These debates are as silly as the idea that Jared Goff could lead the Rams to a championship.
He can’t. Matthew Stafford can. The Rams made a great trade. Period.
This fretting is as misguided as the notion that those Rams diehards paying big bucks to sit at SoFi Stadium next season give a hoot about draft assets.
They want to win now. Matthew Stafford is about winning now. The Rams made a great trade. Exclamation point.
In dealing Goff, along with two first-round draft picks and a third-round pick to the Detroit Lions for Stafford, the Rams are smartly and boldly following the blueprint of every great Los Angeles sports franchise.
They’re going for it. They’re pushing all their chips to the middle of the table.
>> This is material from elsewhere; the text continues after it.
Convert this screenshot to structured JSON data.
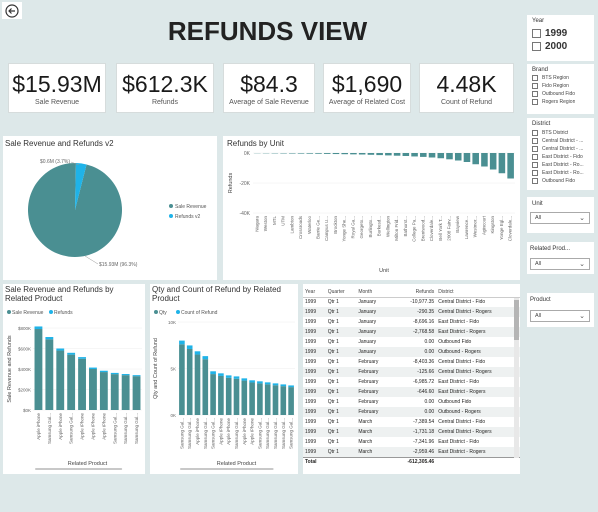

They’re risking long-term failure for a chance at immediate success.
They’re showing their fans the greatest possible respect. They know they can’t wait. They know they shouldn’t have to wait. They’re giving them what they want, and they’re doing it now.
You know that Super Bowl that will be held in SoFi next February? Yeah, that one. They’re going for that one. This could be the trade that takes them there. If this town’s recent history is any indication, this actually will be the trade that takes them there.
This is the Lakers trading a passel of young players for Anthony Davis. This is the Dodgers trading three top prospects for outfielder Mookie Betts and pitcher David Price.
It is no surprise that Davis hit the season’s biggest shot and Betts made the season’s most dazzling plays. It is no coincidence that both trades led directly and immediately to championships.
This is what the Rams are doing here. They’re bringing in a star and shooting for the moon. They’re acting like a team that knows where it lives and understands what is expected of it.
This trade is great for their title hopes, exciting for their suffering fans, and perfect for this city. Period.
“If McVay fails to harvest a championship connection with two different quarterbacks at great cost to the organization, it’s on him, and the damage to his once-ironclad credibility will be severe.”
Most of the fussing since the Saturday deal has centered around a single question: For that kind of price, is Stafford the best you could do?
Considering the Rams reportedly pursued Houston’s DeShaun Watson and Green Bay’s Aaron Rodgers — and were stymied by both cost and availability — it appears Stafford was their best option.
Considering their first-round picks should be dreadfully low in the immediate future — and those picks are generally a crapshoot anyway — the price is not as bad as it seems.
Then, throw in the part where Stafford is replacing Goff on a team that had lost all faith in Goff and could no longer move forward with him? End of argument.
This is a title-contending trade and it’s not even close.
Goff is a good guy who made some great plays in his five seasons here, but Stafford is next level. He ranks fourth in NFL history in career passing yards per game. He makes throws Goff cannot make. He finds receivers Goff cannot find. He is the swaggering, climb-on-my-back-fellas leader that Goff has not yet been.
One rap against Stafford is that he is 32, but five of the league’s top 10 passers this season were at least 32. There is a veteran quarterback renaissance happening all over the NFL, and Stafford still has several years to shine.
Another knock against him is that, in his 12 seasons in Detroit, he’s thrown for 45,109 yards yet made just one Pro Bowl and won exactly zero playoff games in three attempts. The counter to this can be made in three words. The Lions stink.
Some also question his durability, pointing to the fact that he’s been hampered with injuries to his back, ribs, ankle, thumb and middle finger. He even missed the final eight games of the 2019 season with fractured bones in his back. But consider, before that injury, he made 136 straight starts over nine seasons. The guy shows up for work.
You know what he doesn’t do? He doesn’t give up the ball like Goff. In the past two seasons, Stafford’s had 19 turnovers. During that time Goff has had twice that many.
One can only imagine the combination of Stafford’s arm and coach Sean McVay’s vision. One can almost feel the power of Stafford’s offense accompanied by the strength of what was the league’s top-ranked defense.
Oh, and one can’t even fathom the pressure, which is where the Rams are really making a statement with this deal.
Les Snead, their swashbuckling general manager, knows he has to find a deep receiving threat to make this work. He knows Stafford’s abilities, and this deal, will be wasted without one. Snead is willingly walking a tightrope here, staking his reputation on his ability to finish the job. Such personal boldness, long the hallmark of Snead’s Rams, is to be applauded.
The heat is also on McVay to make this work. Goff wasn’t right? This better be right. If McVay fails to harvest a championship connection with two different quarterbacks at great cost to the organization, it’s on him, and the damage to his once-ironclad credibility will be severe. Yet McVay pushed for Stafford anyway, and good for him.
This is a brassy trade. This is a fearless trade. For a Los Angeles team fully and finally connected with the finest traditions of its town, this is great trade.